Announcing: Online Newsroom Study

With the kind help of Phil Meyer, Ying Du and Sara Peach, I’ve just completed a survey of every person we could identify that works in online news production at newspapers in North Carolina. The results of the survey are in and I will be using this blog to share my notes and thoughts as I begin to cull through the numbers. I hope that by doing so, I’ll provoke some questions from you, dear reader, and some good ideas for further research.

The survey asked respondents specific questions about their own skills and duties of their daily work. It also asked them about their titles and the reporting structures of their organizations. I’ve been amazed at how little we really know — other than the hallway anecdotes at trade conferences — about how online newsrooms are organized. What, exactly, does a “producer” do? How do different skills and structures affect the product?

So, first, let me tell you a bit more about how we conducted the survey.

The survey aimed to identify everyone working in online news at daily newspapers in North Carolina. Sara Peach and I took two steps to identify them.

For the first step, we attempted to find an online masthead that listed staff members with job titles that explicitly indicated they worked in online media. We didn’t set any specific criteria for that, but we tried to be as broad in our definition as possible. Before setting out on that task, we reviewed the job descriptions that the Online News Association uses to categorize its members and we also looked at a list of 237 job titles and detailed descriptions that The Croner Company used in its 2007 Online Content and Service Compensation Survey.

For the second step, we made phone calls and sent e-mails to the highest level editorial staffer we could find online to ask for the names of people that worked online at his or her newspaper. During this step, we discovered that several newspapers that have Web sites have no dedicated online staff. Some editors at such newspaper told us that they contracted out the editorial production of the the Web site. Other told us that “everyone” worked on the site.

We know we didn’t get everyone. Significantly, we did not obtain the names of any online staffers at the Durham Herald-Sun, the most widely circulated paper that the N.C. Press Association puts in its “medium” category. We also missed two online staffers who work at the Hendersonville Times-News and one online staffer at the Statesville Record & Landmark.

Late in the survey, during follow-up calls to folks who hadn’t yet responded, we also learned of other online staff members who probably should have been included in our panel.

We also know that there are some panelists who we surveyed that may not have been part of our intended population. Several folks who had job titles that explicitly indicated they worked in online media — job titles that exactly matched other people who did respond — but told us they didn’t do any work online. Others had more generic job titles that made me think there was a good possibility they worked in an online editorial role, but they reported back that they worked in some other related role — perhaps online advertising or pure technical systems management.

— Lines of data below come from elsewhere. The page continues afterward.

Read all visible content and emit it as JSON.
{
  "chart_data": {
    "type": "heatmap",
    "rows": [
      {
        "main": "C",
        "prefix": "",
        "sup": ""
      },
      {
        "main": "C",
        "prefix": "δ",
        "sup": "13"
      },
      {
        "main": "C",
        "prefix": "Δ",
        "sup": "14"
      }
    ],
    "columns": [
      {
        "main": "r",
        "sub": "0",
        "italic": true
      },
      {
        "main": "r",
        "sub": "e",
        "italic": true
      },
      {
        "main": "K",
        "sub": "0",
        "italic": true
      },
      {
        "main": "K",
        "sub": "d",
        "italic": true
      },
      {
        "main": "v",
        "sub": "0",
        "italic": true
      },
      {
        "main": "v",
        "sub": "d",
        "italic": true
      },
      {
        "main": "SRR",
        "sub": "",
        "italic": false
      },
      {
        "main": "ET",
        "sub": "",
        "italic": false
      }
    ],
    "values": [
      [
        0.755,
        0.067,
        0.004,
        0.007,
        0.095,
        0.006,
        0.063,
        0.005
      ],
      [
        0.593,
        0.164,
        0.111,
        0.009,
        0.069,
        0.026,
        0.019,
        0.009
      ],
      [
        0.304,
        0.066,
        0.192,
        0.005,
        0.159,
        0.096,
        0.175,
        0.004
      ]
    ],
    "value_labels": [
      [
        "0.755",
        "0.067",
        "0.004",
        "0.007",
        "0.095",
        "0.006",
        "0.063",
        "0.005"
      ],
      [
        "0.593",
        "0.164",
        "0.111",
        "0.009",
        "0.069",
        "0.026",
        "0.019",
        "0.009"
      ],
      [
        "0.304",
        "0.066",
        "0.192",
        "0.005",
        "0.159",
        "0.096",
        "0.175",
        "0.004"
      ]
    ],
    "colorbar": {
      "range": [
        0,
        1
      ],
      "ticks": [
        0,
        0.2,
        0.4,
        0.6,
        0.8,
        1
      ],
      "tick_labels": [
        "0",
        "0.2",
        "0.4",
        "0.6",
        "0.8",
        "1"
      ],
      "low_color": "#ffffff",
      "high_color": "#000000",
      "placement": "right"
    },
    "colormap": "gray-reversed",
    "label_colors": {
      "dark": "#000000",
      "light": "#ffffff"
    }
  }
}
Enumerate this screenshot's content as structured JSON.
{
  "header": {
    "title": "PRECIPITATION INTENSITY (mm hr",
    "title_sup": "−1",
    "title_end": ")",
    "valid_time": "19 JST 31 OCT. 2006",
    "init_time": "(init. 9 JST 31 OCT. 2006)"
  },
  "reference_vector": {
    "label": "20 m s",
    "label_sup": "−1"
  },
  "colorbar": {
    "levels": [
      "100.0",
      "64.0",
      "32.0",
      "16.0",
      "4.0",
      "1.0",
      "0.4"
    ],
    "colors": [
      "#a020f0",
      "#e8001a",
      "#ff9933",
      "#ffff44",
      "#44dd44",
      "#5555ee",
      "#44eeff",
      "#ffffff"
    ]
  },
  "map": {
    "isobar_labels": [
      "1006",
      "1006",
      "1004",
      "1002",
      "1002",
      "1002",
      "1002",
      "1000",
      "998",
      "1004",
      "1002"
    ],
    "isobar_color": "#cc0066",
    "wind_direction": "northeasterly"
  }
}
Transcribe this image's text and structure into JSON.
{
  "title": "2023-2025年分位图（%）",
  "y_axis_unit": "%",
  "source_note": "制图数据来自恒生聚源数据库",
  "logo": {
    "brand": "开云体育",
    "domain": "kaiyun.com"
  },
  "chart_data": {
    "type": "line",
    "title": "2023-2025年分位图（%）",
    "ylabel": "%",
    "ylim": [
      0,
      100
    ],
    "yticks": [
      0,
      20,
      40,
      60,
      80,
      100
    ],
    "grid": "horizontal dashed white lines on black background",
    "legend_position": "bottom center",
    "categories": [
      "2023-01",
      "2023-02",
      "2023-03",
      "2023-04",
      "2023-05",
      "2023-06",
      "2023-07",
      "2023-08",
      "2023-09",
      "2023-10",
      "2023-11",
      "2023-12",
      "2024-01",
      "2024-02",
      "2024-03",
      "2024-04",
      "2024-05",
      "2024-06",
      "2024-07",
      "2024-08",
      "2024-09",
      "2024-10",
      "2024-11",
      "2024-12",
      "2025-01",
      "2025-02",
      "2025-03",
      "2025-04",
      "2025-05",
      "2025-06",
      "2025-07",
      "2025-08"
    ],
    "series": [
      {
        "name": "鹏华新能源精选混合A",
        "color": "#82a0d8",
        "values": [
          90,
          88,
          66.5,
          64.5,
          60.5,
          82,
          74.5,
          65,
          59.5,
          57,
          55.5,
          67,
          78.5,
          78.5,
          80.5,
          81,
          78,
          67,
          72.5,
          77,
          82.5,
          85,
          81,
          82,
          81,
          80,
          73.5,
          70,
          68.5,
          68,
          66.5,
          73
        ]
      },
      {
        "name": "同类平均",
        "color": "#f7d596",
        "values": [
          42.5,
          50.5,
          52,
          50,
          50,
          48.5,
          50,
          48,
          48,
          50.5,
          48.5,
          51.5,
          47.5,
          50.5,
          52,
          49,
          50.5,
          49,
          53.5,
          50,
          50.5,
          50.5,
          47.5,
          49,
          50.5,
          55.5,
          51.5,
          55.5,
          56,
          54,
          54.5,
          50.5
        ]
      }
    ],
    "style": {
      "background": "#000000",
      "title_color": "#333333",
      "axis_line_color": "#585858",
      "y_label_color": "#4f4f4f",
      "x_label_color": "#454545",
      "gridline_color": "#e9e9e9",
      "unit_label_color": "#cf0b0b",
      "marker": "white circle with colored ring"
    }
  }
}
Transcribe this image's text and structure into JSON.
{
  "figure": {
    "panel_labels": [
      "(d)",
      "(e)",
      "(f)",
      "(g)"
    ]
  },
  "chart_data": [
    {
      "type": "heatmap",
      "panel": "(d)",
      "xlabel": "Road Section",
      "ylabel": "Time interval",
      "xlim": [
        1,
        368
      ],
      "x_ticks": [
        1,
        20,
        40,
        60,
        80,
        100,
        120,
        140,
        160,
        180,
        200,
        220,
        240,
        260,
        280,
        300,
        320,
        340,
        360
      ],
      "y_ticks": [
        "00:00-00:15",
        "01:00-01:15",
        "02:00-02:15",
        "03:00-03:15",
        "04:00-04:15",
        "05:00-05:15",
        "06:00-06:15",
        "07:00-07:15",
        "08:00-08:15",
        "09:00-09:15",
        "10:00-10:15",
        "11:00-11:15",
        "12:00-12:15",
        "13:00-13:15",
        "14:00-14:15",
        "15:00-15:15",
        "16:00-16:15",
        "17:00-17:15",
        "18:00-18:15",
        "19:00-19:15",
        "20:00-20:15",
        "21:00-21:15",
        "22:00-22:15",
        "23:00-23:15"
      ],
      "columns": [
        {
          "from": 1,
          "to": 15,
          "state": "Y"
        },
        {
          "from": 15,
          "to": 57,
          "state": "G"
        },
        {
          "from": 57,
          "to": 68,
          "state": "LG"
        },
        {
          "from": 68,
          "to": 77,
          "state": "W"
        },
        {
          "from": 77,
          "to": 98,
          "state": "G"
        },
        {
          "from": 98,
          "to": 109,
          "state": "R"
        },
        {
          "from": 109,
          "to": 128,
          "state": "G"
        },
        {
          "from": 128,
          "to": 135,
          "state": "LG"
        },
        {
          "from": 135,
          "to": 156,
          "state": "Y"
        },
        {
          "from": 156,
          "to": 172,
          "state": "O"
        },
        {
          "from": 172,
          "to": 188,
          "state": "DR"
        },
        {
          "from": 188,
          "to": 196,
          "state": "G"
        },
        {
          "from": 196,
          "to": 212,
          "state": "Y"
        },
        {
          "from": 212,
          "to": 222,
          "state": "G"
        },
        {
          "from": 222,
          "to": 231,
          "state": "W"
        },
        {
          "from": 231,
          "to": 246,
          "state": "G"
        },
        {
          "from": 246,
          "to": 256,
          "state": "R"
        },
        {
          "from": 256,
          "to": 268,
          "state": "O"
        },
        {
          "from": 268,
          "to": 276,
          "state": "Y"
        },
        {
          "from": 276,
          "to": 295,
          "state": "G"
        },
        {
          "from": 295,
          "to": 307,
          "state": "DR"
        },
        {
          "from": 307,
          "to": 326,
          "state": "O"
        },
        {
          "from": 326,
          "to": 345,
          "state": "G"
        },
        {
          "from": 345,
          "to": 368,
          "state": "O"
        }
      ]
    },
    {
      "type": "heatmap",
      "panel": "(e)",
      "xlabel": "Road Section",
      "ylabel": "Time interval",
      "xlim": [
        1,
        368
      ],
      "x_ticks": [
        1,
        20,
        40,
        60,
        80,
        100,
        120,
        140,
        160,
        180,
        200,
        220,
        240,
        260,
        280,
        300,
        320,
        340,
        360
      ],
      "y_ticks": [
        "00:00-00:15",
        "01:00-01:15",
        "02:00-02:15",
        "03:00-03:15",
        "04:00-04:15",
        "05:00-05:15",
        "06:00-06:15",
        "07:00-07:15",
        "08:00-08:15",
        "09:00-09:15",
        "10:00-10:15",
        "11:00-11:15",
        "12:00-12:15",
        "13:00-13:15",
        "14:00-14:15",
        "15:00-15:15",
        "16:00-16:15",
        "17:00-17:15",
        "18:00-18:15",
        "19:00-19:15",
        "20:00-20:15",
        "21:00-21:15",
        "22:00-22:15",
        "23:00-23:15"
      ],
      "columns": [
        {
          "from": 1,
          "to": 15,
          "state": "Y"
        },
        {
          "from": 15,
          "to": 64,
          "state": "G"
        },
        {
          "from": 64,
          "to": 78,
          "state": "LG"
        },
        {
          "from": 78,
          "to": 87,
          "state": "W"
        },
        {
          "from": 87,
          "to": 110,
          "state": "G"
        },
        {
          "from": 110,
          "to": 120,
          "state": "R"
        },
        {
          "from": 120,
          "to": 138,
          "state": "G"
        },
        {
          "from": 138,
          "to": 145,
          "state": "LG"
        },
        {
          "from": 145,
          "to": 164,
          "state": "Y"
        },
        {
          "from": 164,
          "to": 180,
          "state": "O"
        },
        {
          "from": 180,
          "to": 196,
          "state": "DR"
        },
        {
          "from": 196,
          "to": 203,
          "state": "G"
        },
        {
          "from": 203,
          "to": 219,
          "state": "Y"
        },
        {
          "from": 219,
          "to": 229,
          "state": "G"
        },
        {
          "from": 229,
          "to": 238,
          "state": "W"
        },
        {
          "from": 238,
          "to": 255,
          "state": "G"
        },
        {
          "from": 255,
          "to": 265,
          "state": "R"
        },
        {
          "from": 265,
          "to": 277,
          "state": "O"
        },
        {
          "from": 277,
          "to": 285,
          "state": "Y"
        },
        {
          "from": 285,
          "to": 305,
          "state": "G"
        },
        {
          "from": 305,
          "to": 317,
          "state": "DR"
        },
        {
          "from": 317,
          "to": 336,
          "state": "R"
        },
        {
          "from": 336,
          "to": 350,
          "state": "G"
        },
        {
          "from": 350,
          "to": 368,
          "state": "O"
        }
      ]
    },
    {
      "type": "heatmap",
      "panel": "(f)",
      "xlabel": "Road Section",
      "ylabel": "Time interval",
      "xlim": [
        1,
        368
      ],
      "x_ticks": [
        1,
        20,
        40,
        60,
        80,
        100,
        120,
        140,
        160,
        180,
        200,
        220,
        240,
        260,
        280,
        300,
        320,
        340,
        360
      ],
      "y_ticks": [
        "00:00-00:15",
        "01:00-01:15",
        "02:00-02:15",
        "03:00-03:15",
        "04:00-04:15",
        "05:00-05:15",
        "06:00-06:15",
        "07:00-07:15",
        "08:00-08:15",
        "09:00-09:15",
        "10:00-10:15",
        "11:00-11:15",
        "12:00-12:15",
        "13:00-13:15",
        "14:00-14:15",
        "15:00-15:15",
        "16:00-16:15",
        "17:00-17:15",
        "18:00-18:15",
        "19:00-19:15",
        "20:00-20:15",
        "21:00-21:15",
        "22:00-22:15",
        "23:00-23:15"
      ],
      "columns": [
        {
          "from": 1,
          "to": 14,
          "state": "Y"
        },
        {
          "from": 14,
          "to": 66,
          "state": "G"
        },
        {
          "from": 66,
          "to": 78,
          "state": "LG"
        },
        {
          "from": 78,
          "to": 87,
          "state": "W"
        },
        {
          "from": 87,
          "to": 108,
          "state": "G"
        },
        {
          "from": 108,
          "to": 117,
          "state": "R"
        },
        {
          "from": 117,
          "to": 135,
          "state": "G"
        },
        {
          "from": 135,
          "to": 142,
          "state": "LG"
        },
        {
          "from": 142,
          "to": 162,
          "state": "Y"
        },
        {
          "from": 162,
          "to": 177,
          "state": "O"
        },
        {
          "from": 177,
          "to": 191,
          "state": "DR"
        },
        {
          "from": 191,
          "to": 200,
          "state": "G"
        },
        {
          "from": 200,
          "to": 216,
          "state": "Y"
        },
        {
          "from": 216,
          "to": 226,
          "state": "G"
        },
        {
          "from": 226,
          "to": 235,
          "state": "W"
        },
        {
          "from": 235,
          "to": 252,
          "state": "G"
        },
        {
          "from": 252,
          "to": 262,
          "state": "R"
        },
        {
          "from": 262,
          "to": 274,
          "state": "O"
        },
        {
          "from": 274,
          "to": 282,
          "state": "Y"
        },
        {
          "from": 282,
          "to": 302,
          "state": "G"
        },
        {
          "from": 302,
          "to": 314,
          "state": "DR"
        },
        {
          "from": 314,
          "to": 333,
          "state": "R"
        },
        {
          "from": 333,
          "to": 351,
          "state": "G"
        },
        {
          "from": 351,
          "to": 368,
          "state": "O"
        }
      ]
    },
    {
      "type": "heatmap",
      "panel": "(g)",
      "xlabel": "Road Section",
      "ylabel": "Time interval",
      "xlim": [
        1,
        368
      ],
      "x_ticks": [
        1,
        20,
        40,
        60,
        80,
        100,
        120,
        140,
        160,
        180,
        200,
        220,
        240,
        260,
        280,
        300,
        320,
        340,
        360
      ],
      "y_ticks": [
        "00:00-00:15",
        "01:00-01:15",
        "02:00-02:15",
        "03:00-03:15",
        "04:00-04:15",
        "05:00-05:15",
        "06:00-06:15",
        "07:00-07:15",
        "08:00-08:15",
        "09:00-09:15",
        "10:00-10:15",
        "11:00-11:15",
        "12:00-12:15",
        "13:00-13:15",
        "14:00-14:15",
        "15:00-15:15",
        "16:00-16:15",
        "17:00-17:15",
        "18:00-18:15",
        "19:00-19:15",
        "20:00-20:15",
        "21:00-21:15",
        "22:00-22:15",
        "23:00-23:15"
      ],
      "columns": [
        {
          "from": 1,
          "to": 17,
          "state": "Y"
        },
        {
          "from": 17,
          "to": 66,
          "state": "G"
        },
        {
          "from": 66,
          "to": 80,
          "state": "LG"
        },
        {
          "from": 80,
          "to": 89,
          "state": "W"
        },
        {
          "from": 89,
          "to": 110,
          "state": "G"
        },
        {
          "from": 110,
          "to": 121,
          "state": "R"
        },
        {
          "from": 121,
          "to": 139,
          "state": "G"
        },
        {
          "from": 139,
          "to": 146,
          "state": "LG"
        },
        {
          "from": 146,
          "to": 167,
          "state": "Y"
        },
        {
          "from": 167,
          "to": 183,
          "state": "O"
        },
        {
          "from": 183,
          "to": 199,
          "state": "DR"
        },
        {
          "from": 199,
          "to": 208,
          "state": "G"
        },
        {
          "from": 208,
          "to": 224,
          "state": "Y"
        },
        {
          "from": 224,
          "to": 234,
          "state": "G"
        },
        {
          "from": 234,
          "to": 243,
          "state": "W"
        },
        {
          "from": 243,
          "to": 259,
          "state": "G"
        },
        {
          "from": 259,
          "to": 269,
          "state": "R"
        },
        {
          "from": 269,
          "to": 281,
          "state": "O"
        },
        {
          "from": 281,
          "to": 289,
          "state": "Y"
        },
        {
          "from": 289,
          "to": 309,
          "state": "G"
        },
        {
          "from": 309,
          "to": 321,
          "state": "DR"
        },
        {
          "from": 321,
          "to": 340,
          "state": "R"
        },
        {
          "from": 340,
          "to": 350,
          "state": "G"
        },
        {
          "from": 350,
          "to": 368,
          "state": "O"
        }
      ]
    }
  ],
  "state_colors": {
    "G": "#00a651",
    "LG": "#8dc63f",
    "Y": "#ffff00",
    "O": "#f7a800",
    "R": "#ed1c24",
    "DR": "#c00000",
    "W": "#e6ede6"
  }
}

We ended up sending surveys to 109 people at 29 of the state’s 48 dailies, including all of the state’s large dailies (those with circulations greater than 35,000) and all but two of the state’s medium (circulations between 15,000 and 35,000) papers that said they had at least one person working online.

We heard back from 70 people at all 29 papers.

Tomorrow, I’ll report a little bit more about who they are and what they said they do.